Recession finds even those with jobs losing pay
Monday, March 9, 2009
In cubicles, factories and stores these days, anxious workers are trying to ease each other's economic fears with something akin to, "Well, at least we still have a job."
Yet for many, that's becoming small comfort as more employers cut hours or hire only part-timers. People paid on commission, meanwhile, are suffering as sales dry up. And state workers around the country have been put on unpaid leaves.
These workers aren't counted in the unemployment rate, which hit 8.1 percent in February. They're not eligible for federal benefits that provide a safety net for the jobless. Yet their pain is real, and their reduced spending is a drag on the economy.
Millions of workers' incomes have fallen even as they manage to hold onto their jobs. Their shrunken pay has forced many of them to make sacrifices.
Rob Peter to pay Paul
"I won't be able to buy to the groceries I need to buy to make sure my family can eat until the end of the month," said Rhonda Wagner, a 52-year-old California state employee who just absorbed a 9 percent pay cut because of a state-imposed unpaid leave.
Before her pay cut, Wagner said her paycheck from the Department of Motor Vehicles was barely enough for her to pay her bills. Now, she said she's facing foreclosure and struggling to pay for utilities.
"I will have to rob Peter to pay Paul," she said. "We're expected to work, even though we're not getting paid."
More than 4.5 million workers last year depended at least partly on variable pay, which includes tips and commissions, according to Labor Department figures. Meanwhile, the number of workers forced into part-time instead of full-time work soared 76 percent in the past year.
The average number of hours all employees work each week has also dropped. The commission-heavy sectors of retail and auto sales have been especially hard hit.
That said, workers whose hours or commissions have dropped have still fared better than those who have lost jobs altogether. Even though workers are being given fewer hours to work, average hourly wages have continued to rise over the past year.

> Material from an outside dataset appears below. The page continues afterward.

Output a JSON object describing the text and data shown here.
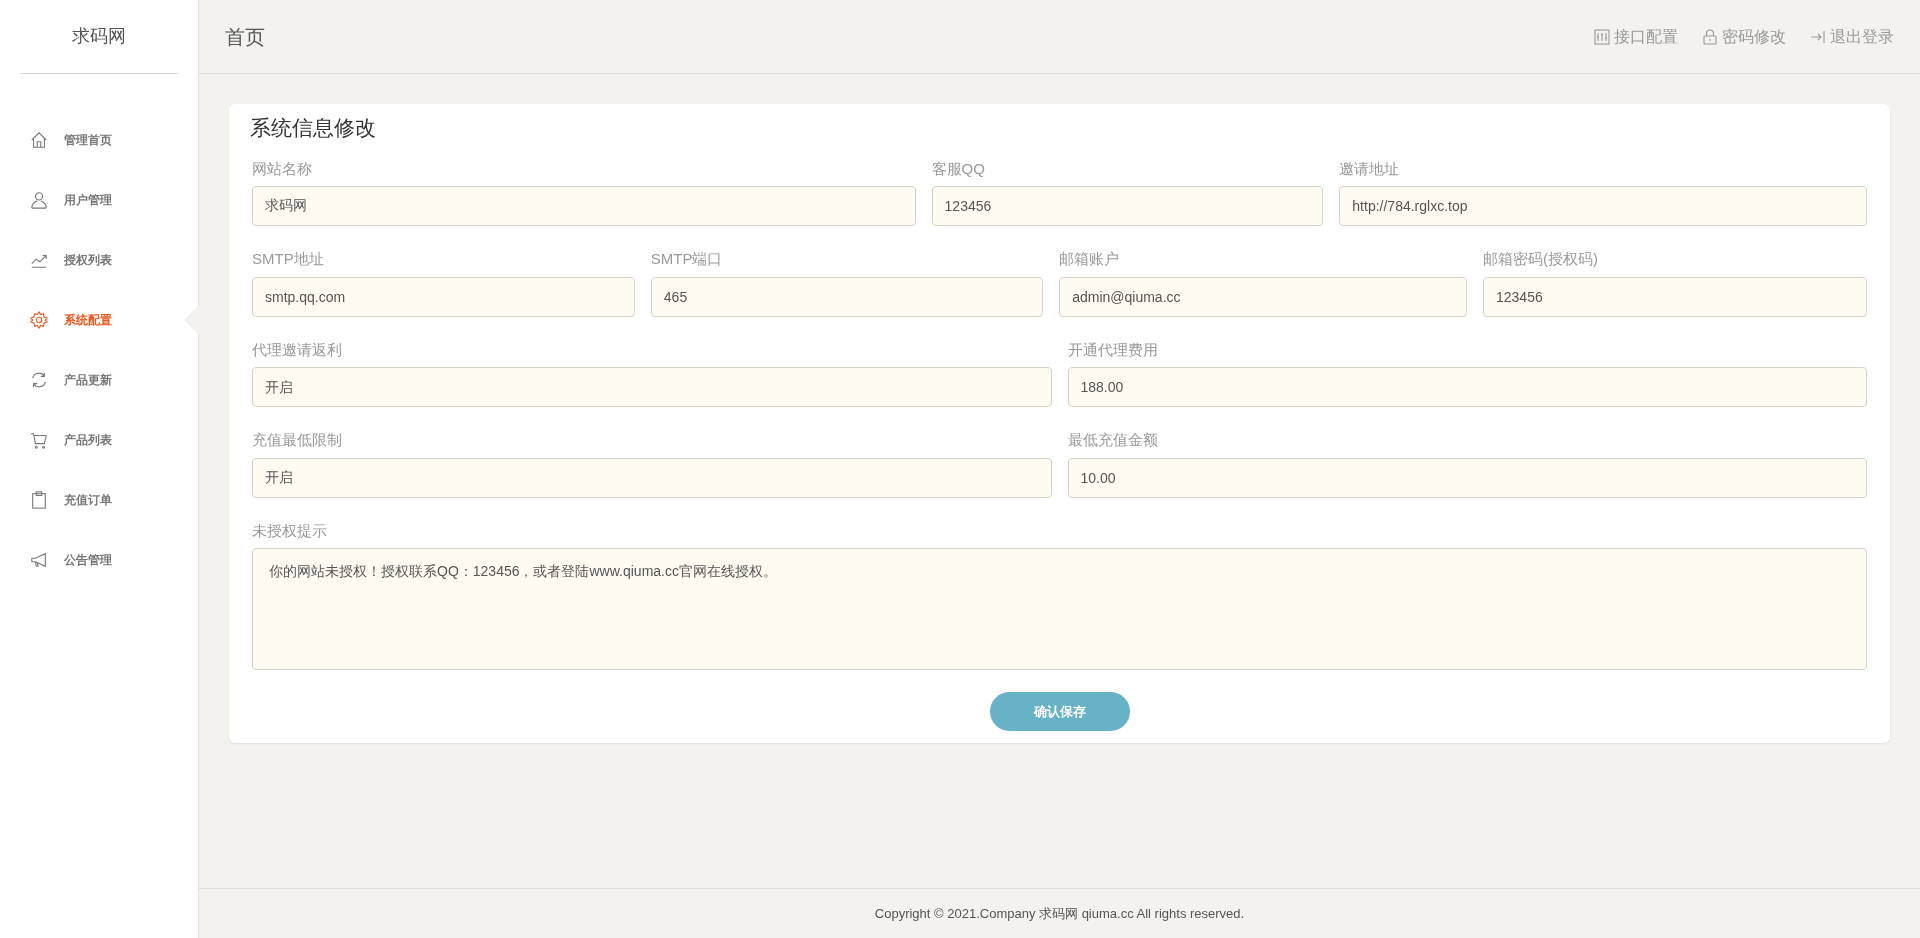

Still, many of those who keep their jobs tend to suffer during recessions right along with the unemployed, said Edward Lazear, professor of human resources management at Stanford University and past chairman of former president George Bush's Council of Economic Advisers.

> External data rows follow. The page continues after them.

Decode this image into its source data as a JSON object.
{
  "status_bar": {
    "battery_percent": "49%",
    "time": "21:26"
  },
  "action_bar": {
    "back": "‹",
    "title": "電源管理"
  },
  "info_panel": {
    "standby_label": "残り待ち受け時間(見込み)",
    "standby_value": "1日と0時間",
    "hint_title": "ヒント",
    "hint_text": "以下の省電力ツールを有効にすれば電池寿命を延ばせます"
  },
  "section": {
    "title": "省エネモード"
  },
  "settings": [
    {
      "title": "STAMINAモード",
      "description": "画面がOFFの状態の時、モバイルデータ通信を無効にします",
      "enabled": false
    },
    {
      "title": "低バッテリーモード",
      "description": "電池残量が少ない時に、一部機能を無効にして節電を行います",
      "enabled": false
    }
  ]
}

As the recession cuts demand for goods and services, companies that don't shed workers outright must squeeze savings from the work force that remains. They typically do so by cutting hours. And as a recession persists, rising competition for jobs tends to shave wages and benefits. Companies lose any incentive to boost pay.

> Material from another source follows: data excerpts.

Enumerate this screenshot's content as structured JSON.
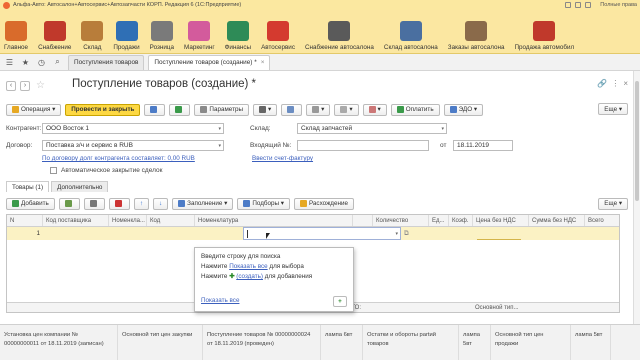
{
  "app": {
    "title": "Альфа-Авто: Автосалон+Автосервис+Автозапчасти КОРП. Редакция 6  (1С:Предприятие)",
    "user": "Полные права"
  },
  "sections": [
    {
      "label": "Главное",
      "icon": "home-icon",
      "color": "#d96b2b"
    },
    {
      "label": "Снабжение",
      "icon": "truck-icon",
      "color": "#c0392b"
    },
    {
      "label": "Склад",
      "icon": "warehouse-icon",
      "color": "#b87d3a"
    },
    {
      "label": "Продажи",
      "icon": "sales-icon",
      "color": "#2f6fb5"
    },
    {
      "label": "Розница",
      "icon": "cash-register-icon",
      "color": "#7a7a7a"
    },
    {
      "label": "Маркетинг",
      "icon": "marketing-icon",
      "color": "#d35b9c"
    },
    {
      "label": "Финансы",
      "icon": "finance-icon",
      "color": "#2e8b57"
    },
    {
      "label": "Автосервис",
      "icon": "car-service-icon",
      "color": "#d43a2f"
    },
    {
      "label": "Снабжение автосалона",
      "icon": "calculator-icon",
      "color": "#5a5a5a"
    },
    {
      "label": "Склад автосалона",
      "icon": "garage-icon",
      "color": "#4a6fa0"
    },
    {
      "label": "Заказы автосалона",
      "icon": "orders-icon",
      "color": "#8a6a4a"
    },
    {
      "label": "Продажа автомобил",
      "icon": "car-sale-icon",
      "color": "#c0392b"
    }
  ],
  "tabs": [
    {
      "label": "Поступления товаров"
    },
    {
      "label": "Поступление товаров (создание) *"
    }
  ],
  "form": {
    "title": "Поступление товаров (создание) *",
    "buttons": {
      "operation": "Операция",
      "post_close": "Провести и закрыть",
      "params": "Параметры",
      "pay": "Оплатить",
      "edo": "ЭДО",
      "more": "Еще"
    },
    "contractor_label": "Контрагент:",
    "contractor": "ООО Восток 1",
    "warehouse_label": "Склад:",
    "warehouse": "Склад запчастей",
    "contract_label": "Договор:",
    "contract": "Поставка з/ч и сервис в RUB",
    "incoming_label": "Входящий №:",
    "incoming": "",
    "from_label": "от",
    "date": "18.11.2019",
    "debt_link": "По договору долг контрагента составляет: 0,00 RUB",
    "invoice_link": "Ввести счет-фактуру",
    "auto_close": "Автоматическое закрытие сделок"
  },
  "page_tabs": [
    {
      "label": "Товары (1)"
    },
    {
      "label": "Дополнительно"
    }
  ],
  "table_toolbar": {
    "add": "Добавить",
    "fill": "Заполнение",
    "select": "Подборы",
    "discrepancy": "Расхождение",
    "more": "Еще"
  },
  "table": {
    "columns": [
      "N",
      "Код поставщика",
      "Номенкла...",
      "Код",
      "Номенклатура",
      "",
      "Количество",
      "Ед...",
      "Коэф.",
      "Цена без НДС",
      "Сумма без НДС",
      "Всего"
    ],
    "row": {
      "n": "1"
    },
    "footer_total": "ИТОГО:",
    "footer_price": "Основной тип..."
  },
  "popup": {
    "line1": "Введите строку для поиска",
    "line2_pre": "Нажмите ",
    "line2_link": "Показать все",
    "line2_post": " для выбора",
    "line3_pre": "Нажмите ",
    "line3_link": "(создать)",
    "line3_post": " для добавления",
    "show_all": "Показать все"
  },
  "status": [
    "Установка цен компании №\n00000000011 от 18.11.2019 (записан)",
    "Основной тип цен закупки",
    "Поступление товаров № 00000000024\nот 18.11.2019 (проведен)",
    "лампа 6вт",
    "Остатки и обороты partий товаров",
    "лампа 5вт",
    "Основной тип цен продажи",
    "лампа 5вт"
  ]
}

"Other guys are now competing with you for that job, and they're willing to take that same job for less money," Lazear said.
When companies cut or freeze wages for salaried or hourly employees, the workers tends to feel the effect gradually. By contrast, for waitresses, car salesmen, retail clerks and others whose variable pay hinges on economic cycles, a pay drop tends to be as steep as it is quick, said Sylvia Allegretto, an economist at the University of California, Berkeley. That's because sales-based compensation is more sensitive to swings in consumer spending.
"They're going to be hard hit, because tips, commissions, overtime and all those things, along with hours, are going to be cut," as the economy struggles, Allegretto said.
While earnings for commission-based workers drop quickly, those paid in wages will endure a somewhat slower pay decline this year, said Ken Abosch, head of the North American practice for Hewitt Associates compensation consultants.
A Hewitt survey of 640 companies found they planned to raise wages for salaried employees by 2.5 percent this year. That's the smallest increase since 1976. The companies said executive pay increases would drop from 3.8 percent to 2.2 percent in 2009.
But for millions of workers, the biggest problem is a shortage of hours available. Last month, the average work week fell to 33.3 hours. In January it was an estimated 32.9 hours -- the lowest level since the Labor Department began tracking the figure in 1964.